With this sampling approach I can no longer compute the probability of disease in each exposure group, because I no longer have the denominators in the last column. In other words, I don't know the exposure distribution for the entire source population. However, the small control sample of non-diseased subjects gives me a way to estimate the exposure distribution in the source population. So, I can't compute the probability of disease in each exposure group, but I can compute the odds of disease in the case-control sample.

The Odds Ratio

The odds of disease among the exposed sample are 7/10, and the odds of disease in the non-exposed sample are 6/56. If I compute the odds ratio, I get (7/10) / (5/56) = 6.56, very close to the risk ratio that I computed from data for the entire population. We will consider odds ratios and case-control studies in much greater depth in a later module. However, for the time being the key things to remember are that:

  1. The sampling strategy for a case-control study is very different from that of cohort studies, despite the fact that both have the goal of estimating the magnitude of association between the exposure and the outcome.
  2. In a case-control study there is no "follow-up" period. One starts by identifying diseased subjects and determines their exposure distribution; one then takes a sample of the source population that produced those cases in order to estimate the exposure distribution in the overall source population that produced the cases. [In cohort studies none of the subjects have the outcome at the beginning of the follow-up period.]
  3. In a case-control study, you cannot measure incidence, because you start with diseased people and non-diseased people, so you cannot calculate relative risk.
  4. The case-control design is very efficient. In the example above the case-control study of only 79 subjects produced an odds ratio (6.56) that was a very close approximation to the risk ratio (6.52) that was obtained from the data in the entire population.
  5. Case-control studies are particularly useful when the outcome is rare is uncommon in both exposed and non-exposed people.

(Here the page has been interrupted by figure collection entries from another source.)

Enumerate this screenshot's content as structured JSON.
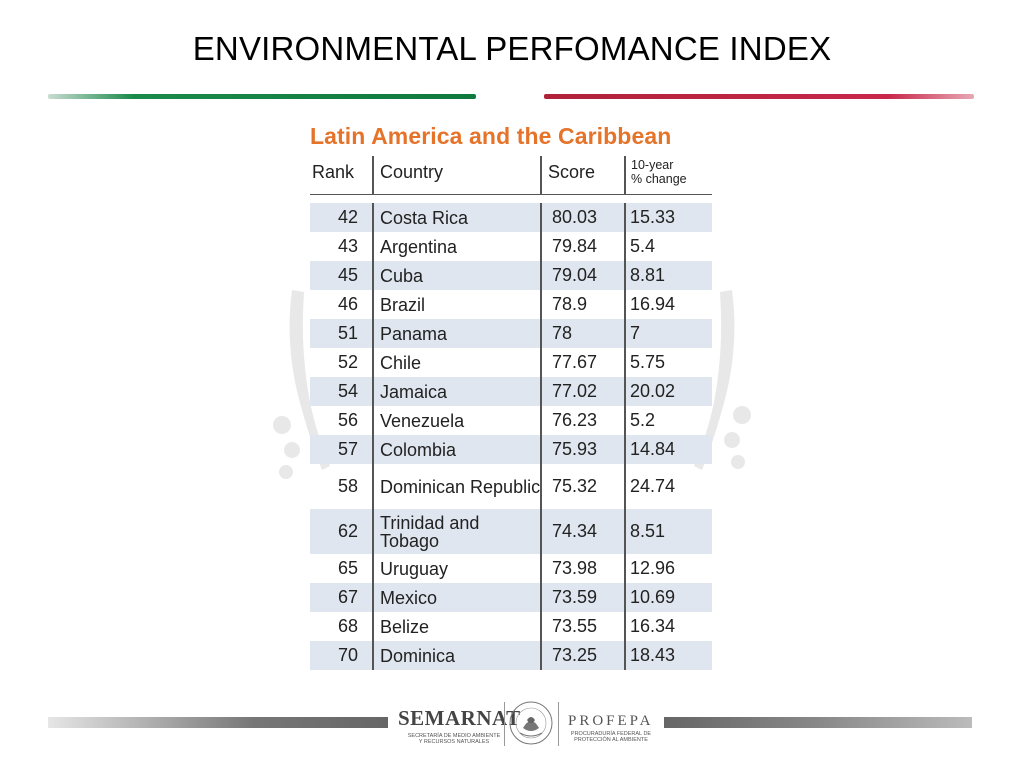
{
  "slide": {
    "title": "ENVIRONMENTAL PERFOMANCE INDEX",
    "accent_green": "#0f7a3e",
    "accent_red": "#c8284a"
  },
  "table": {
    "region_title": "Latin America and the Caribbean",
    "title_color": "#e5742a",
    "headers": {
      "rank": "Rank",
      "country": "Country",
      "score": "Score",
      "change_line1": "10-year",
      "change_line2": "% change"
    },
    "rows": [
      {
        "rank": "42",
        "country": "Costa Rica",
        "score": "80.03",
        "change": "15.33"
      },
      {
        "rank": "43",
        "country": "Argentina",
        "score": "79.84",
        "change": "5.4"
      },
      {
        "rank": "45",
        "country": "Cuba",
        "score": "79.04",
        "change": "8.81"
      },
      {
        "rank": "46",
        "country": "Brazil",
        "score": "78.9",
        "change": "16.94"
      },
      {
        "rank": "51",
        "country": "Panama",
        "score": "78",
        "change": "7"
      },
      {
        "rank": "52",
        "country": "Chile",
        "score": "77.67",
        "change": "5.75"
      },
      {
        "rank": "54",
        "country": "Jamaica",
        "score": "77.02",
        "change": "20.02"
      },
      {
        "rank": "56",
        "country": "Venezuela",
        "score": "76.23",
        "change": "5.2"
      },
      {
        "rank": "57",
        "country": "Colombia",
        "score": "75.93",
        "change": "14.84"
      },
      {
        "rank": "58",
        "country": "Dominican Republic",
        "score": "75.32",
        "change": "24.74"
      },
      {
        "rank": "62",
        "country": "Trinidad and Tobago",
        "score": "74.34",
        "change": "8.51"
      },
      {
        "rank": "65",
        "country": "Uruguay",
        "score": "73.98",
        "change": "12.96"
      },
      {
        "rank": "67",
        "country": "Mexico",
        "score": "73.59",
        "change": "10.69"
      },
      {
        "rank": "68",
        "country": "Belize",
        "score": "73.55",
        "change": "16.34"
      },
      {
        "rank": "70",
        "country": "Dominica",
        "score": "73.25",
        "change": "18.43"
      }
    ]
  },
  "footer": {
    "semarnat": "SEMARNAT",
    "semarnat_sub": "SECRETARÍA DE MEDIO AMBIENTE Y RECURSOS NATURALES",
    "profepa": "PROFEPA",
    "profepa_sub": "PROCURADURÍA FEDERAL DE PROTECCIÓN AL AMBIENTE",
    "seal_icon": "mexican-coat-of-arms-icon"
  }
}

The Difference Between "Probability" and "Odds"?

If the probability of an event occurring is Y, then the probability of the event not occurring is 1-Y. (Example: If the probability of an event is 0.80 (80%), then the probability that the event will not occur is 1-0.80 = 0.20, or 20%.

 

The odds of an event represent the ratio of the (probability that the event will occur) / (probability that the event will not occur). This could be expressed as follows:

Odds of event = Y / (1-Y)

So, in this example, if the probability of the event occurring = 0.80, then the odds are 0.80 / (1-0.80) = 0.80/0.20 = 4 (i.e., 4 to 1).

NOTE that when the probability is low, the odds and the probability are very similar.

Thinking man icon for upcoming question

On Sept. 8, 2011 the New York Times ran an article on the economy in which the writer began by saying "If history is a guide, the odds that the American economy is falling into a double-dip recession have risen sharply in recent weeks and may even have reached 50 percent." Further down in the article the author quoted the economist who had been interviewed for the story. What the economist had actually said was, "Whether we reach the technical definition [of a double-dip recession] I think is probably close to 50-50."

Question: Was the author correct in saying that the "odds" of a double-dip recession may have reached 50 percent?

ANSWER

 

Key Concept: In a study that is designed and conducted as a case-control study, you cannot calculate incidence. Therefore, you cannot calculate risk ratio or risk difference. You can only calculate an odds ratio. However, in certain situations a case-control study is the only feasible study design.